Figure from review paper

Materials for Flexible Transparent Electronics

Professor Will Scheideler collaborated with Professor Kenji Nomura of UCSD to write a review titled "Advances in Liquid Metal Printed 2D Oxide Electronics," published in Advanced Functional Materials. Their paper highlights recent advances in ultrathin liquid-metal-derived 2D semiconductors for high-performance flexible circuits, display technology, and neuromorphic computing.

Kasia Warburton

Travel Fellowship

Postdoc and lecturer Kasia Warburton was selected for a Thomas Hughes Fellowship to attend the 2024 International Congress on Theoretical and Applied Mechanics (ICTAM) in Korea in August, sponsored by the National Academies.
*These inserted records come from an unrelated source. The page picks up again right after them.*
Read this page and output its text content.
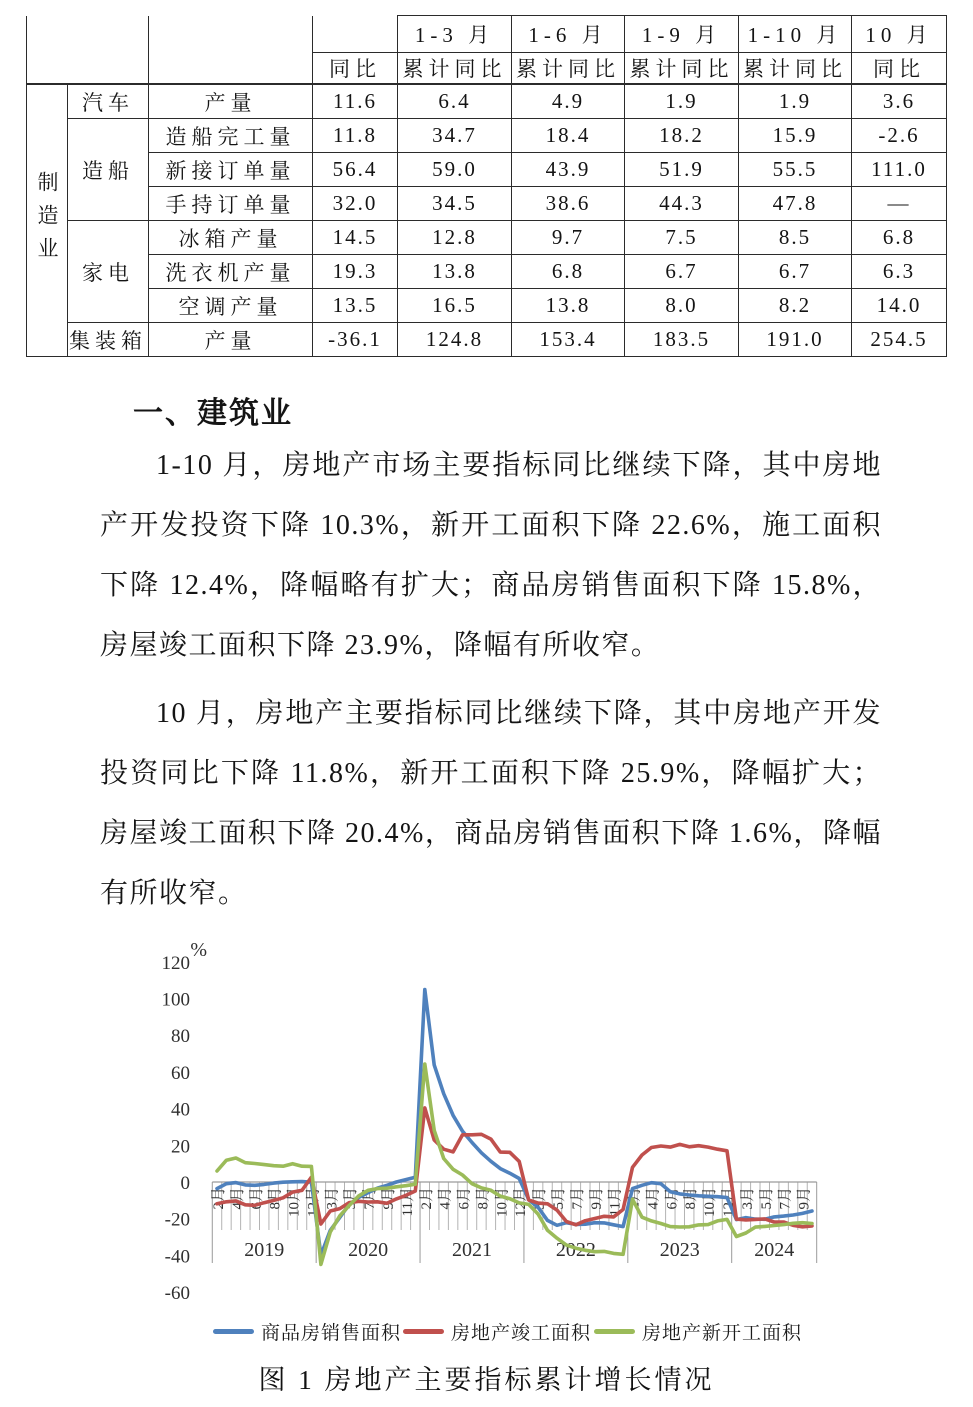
				1-3 月	1-6 月	1-9 月	1-10 月	10 月
			同比	累计同比	累计同比	累计同比	累计同比	同比
制造业	汽车	产量	11.6	6.4	4.9	1.9	1.9	3.6
	造船	造船完工量	11.8	34.7	18.4	18.2	15.9	-2.6
		新接订单量	56.4	59.0	43.9	51.9	55.5	111.0
		手持订单量	32.0	34.5	38.6	44.3	47.8	—
	家电	冰箱产量	14.5	12.8	9.7	7.5	8.5	6.8
		洗衣机产量	19.3	13.8	6.8	6.7	6.7	6.3
		空调产量	13.5	16.5	13.8	8.0	8.2	14.0
	集装箱	产量	-36.1	124.8	153.4	183.5	191.0	254.5
一、建筑业
1-10 月，房地产市场主要指标同比继续下降，其中房地产开发投资下降 10.3%，新开工面积下降 22.6%，施工面积下降 12.4%，降幅略有扩大；商品房销售面积下降 15.8%，房屋竣工面积下降 23.9%，降幅有所收窄。
10 月，房地产主要指标同比继续下降，其中房地产开发投资同比下降 11.8%，新开工面积下降 25.9%，降幅扩大；房屋竣工面积下降 20.4%，商品房销售面积下降 1.6%，降幅有所收窄。
%
120
100
80
60
40
20
0
-20
-40
-60
2月 4月 6月 8月 10月 12月 3月 5月 7月 9月 11月 2月 4月 6月 8月 10月 12月 3月 5月 7月 9月 11月 2月 4月 6月 8月 10月 12月 3月 5月 7月 9月
2019	2020	2021	2022	2023	2024
商品房销售面积	房地产竣工面积	房地产新开工面积
图 1 房地产主要指标累计增长情况
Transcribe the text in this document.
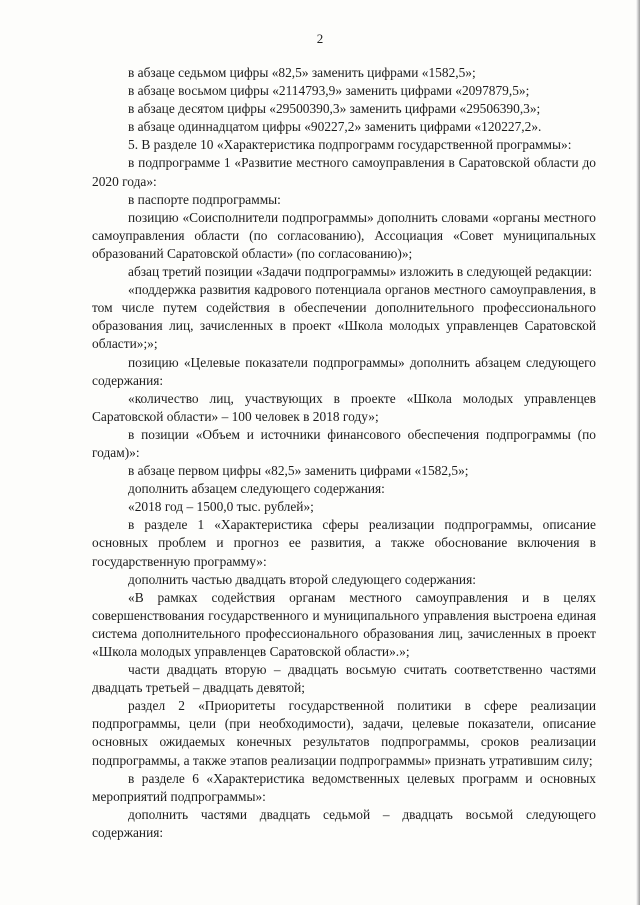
2

в абзаце седьмом цифры «82,5» заменить цифрами «1582,5»;

в абзаце восьмом цифры «2114793,9» заменить цифрами «2097879,5»;

в абзаце десятом цифры «29500390,3» заменить цифрами «29506390,3»;

в абзаце одиннадцатом цифры «90227,2» заменить цифрами «120227,2».

5. В разделе 10 «Характеристика подпрограмм государственной программы»:

в подпрограмме 1 «Развитие местного самоуправления в Саратовской области до 2020 года»:

в паспорте подпрограммы:

позицию «Соисполнители подпрограммы» дополнить словами «органы местного самоуправления области (по согласованию), Ассоциация «Совет муниципальных образований Саратовской области» (по согласованию)»;

абзац третий позиции «Задачи подпрограммы» изложить в следующей редакции:

«поддержка развития кадрового потенциала органов местного самоуправления, в том числе путем содействия в обеспечении дополнительного профессионального образования лиц, зачисленных в проект «Школа молодых управленцев Саратовской области»;»;

позицию «Целевые показатели подпрограммы» дополнить абзацем следующего содержания:

«количество лиц, участвующих в проекте «Школа молодых управленцев Саратовской области» – 100 человек в 2018 году»;

в позиции «Объем и источники финансового обеспечения подпрограммы (по годам)»:

в абзаце первом цифры «82,5» заменить цифрами «1582,5»;

дополнить абзацем следующего содержания:

«2018 год – 1500,0 тыс. рублей»;

в разделе 1 «Характеристика сферы реализации подпрограммы, описание основных проблем и прогноз ее развития, а также обоснование включения в государственную программу»:

дополнить частью двадцать второй следующего содержания:

«В рамках содействия органам местного самоуправления и в целях совершенствования государственного и муниципального управления выстроена единая система дополнительного профессионального образования лиц, зачисленных в проект «Школа молодых управленцев Саратовской области».»;

части двадцать вторую – двадцать восьмую считать соответственно частями двадцать третьей – двадцать девятой;

раздел 2 «Приоритеты государственной политики в сфере реализации подпрограммы, цели (при необходимости), задачи, целевые показатели, описание основных ожидаемых конечных результатов подпрограммы, сроков реализации подпрограммы, а также этапов реализации подпрограммы» признать утратившим силу;

в разделе 6 «Характеристика ведомственных целевых программ и основных мероприятий подпрограммы»:

дополнить частями двадцать седьмой – двадцать восьмой следующего содержания:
She will present an invited talk on fluid mechanical challenges for sustainability and climate change titled, "Evolving permeability of sub- and supra- glacial flow."

Megan Clark

Best in Physics

PhD student Megan Clark Th'21 is first author on a submission named "Best in Physics" for the National American Association of Physicists in Medicine (AAPM) Annual Meeting & Exhibition to be held in Los Angeles in July. The submission is titled "Anesthetic Concentration, Type, and Duration in Murine Model to Play an Essential Role in Tissue Oxygenation and Reproducibility of the Flash Effect." Coauthors include Arthur Pétusseau Th'23 and professors David Gladstone, Brian Pogue, Petr Brůža, and Jack Hoopes.